The assessment came as no surprise to EJ​ Antoni, a research fellow at The Heritage Foundation.

“The CBO’s estimates largely confirm what we already knew, namely, that the Treasury will be unable to pay all its bills beginning in the late summer of this year,” Antoni told The Epoch Times.

“This has not resulted because of a lack of revenue—tax revenue has never been higher, whether measured in nominal terms, inflation-adjusted terms, or as a percentage of income, or as a share of the economy. The problem is too much spending for too long.”

Ongoing deficit spending has rapidly increased the national debt.

The debt ceiling is the maximum amount of debt Congress has authorized the government to hold at any one time.

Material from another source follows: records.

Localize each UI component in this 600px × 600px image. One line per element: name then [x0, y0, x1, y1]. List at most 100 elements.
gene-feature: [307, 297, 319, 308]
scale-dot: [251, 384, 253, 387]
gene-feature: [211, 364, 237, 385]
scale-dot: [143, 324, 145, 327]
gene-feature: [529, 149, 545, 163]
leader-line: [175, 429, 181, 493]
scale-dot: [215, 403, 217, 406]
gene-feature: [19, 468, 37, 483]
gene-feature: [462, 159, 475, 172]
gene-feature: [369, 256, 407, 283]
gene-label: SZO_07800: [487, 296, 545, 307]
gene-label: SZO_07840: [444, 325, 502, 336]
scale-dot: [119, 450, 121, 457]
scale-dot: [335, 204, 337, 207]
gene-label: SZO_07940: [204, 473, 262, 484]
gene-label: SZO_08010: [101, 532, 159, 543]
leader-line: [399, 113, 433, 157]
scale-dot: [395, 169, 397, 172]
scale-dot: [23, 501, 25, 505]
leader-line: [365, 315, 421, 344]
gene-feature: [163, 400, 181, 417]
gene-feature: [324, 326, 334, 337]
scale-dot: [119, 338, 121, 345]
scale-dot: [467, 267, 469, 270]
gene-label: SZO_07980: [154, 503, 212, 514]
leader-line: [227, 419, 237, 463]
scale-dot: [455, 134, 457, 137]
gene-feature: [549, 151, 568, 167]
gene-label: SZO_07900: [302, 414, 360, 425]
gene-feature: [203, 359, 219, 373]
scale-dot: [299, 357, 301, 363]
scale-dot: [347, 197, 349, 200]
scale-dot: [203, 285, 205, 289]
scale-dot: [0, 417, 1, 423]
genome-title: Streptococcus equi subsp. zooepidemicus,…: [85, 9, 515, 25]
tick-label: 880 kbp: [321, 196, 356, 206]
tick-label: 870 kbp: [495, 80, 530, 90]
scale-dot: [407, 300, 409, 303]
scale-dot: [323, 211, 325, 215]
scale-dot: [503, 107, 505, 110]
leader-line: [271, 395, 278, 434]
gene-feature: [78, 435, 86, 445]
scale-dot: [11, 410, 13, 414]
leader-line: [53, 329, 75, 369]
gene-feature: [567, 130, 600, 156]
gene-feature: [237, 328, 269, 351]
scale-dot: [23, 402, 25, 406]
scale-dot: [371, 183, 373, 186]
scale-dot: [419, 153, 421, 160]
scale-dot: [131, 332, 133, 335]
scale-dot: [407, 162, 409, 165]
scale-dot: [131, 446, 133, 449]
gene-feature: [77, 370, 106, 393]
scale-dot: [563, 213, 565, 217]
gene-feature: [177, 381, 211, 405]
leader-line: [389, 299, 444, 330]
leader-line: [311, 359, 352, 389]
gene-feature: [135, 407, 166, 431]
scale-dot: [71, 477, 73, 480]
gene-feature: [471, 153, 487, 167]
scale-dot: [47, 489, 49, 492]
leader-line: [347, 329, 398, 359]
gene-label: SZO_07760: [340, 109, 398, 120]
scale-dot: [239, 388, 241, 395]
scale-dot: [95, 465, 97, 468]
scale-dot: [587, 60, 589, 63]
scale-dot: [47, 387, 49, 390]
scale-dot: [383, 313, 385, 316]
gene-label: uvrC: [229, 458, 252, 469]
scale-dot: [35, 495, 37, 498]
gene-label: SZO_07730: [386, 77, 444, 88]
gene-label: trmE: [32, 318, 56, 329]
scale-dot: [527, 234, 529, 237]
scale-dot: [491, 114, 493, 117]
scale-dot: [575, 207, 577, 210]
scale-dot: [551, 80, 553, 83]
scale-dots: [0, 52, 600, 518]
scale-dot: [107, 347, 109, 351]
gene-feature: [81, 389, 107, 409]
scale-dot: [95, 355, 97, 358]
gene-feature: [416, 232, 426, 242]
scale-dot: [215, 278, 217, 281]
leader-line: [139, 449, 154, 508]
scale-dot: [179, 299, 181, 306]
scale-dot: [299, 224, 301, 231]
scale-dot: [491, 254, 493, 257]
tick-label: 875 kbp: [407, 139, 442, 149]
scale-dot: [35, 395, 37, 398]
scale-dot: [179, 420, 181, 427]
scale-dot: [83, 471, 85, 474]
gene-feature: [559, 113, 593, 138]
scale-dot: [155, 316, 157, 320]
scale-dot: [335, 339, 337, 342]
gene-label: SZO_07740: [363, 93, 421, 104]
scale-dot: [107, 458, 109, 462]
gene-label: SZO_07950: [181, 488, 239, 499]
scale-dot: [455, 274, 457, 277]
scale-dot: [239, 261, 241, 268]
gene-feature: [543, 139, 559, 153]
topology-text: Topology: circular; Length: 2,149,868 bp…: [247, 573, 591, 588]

The current debt ceiling is $31.4 million, which would have been reached in January if not for “extraordinary measures” taken by the U.S. Treasury. The CBO now projects that those extraordinary measures should keep the government functioning without borrowing money until sometime between July and September.

Chart shows U.S. budget deficit and surplus, Feb. 15, 2023. (Courtesy U.S. Congressional Budget Office)

The timing is uncertain because some revenues and payments could be different from what was projected. For example, April tax receipts could be higher or lower than previously estimated.

House Speaker Kevin McCarthy (R-Calif.) and President Joe Biden are in negotiations over raising the debt ceiling. McCarthy has said any increase will have to be accompanied by an agreement to cut what he calls “runaway spending” in the future.

Biden has said he will not agree to pre-conditions for raising the debt ceiling, which he says represents the full faith and credit of the United States.

If no agreement is reached before the extraordinary measures are exhausted, the government will have to delay paying at least some of its obligations.

Some payments that could be affected are Social Security benefits, which total about $100 billion each month, and Medicare Advantage health plans and Medicare Part D prescription drug plans, which total $40 billion a month.

Republicans have said they will not attack Medicare or Social Security benefits in negotiations over the debt ceiling. Yet others see no way to address deficit spending without dealing with those programs, which account for about 30 percent of the national budget.

“Two of the biggest drivers of mounting U.S. government spending are also the two that are the most dangerous for politicians to discuss: Social Security and Medicare,” Earle said.

“A time will come—if not now, then soon—where government officials will no longer be able to kick the can into the future.”

Swagel also stressed the need to address the problem of deficit spending. “We wouldn’t say to the Congress do this or do that. We just provide analysis,” he said, referring to the CBO.

“But at some point, something has to give.”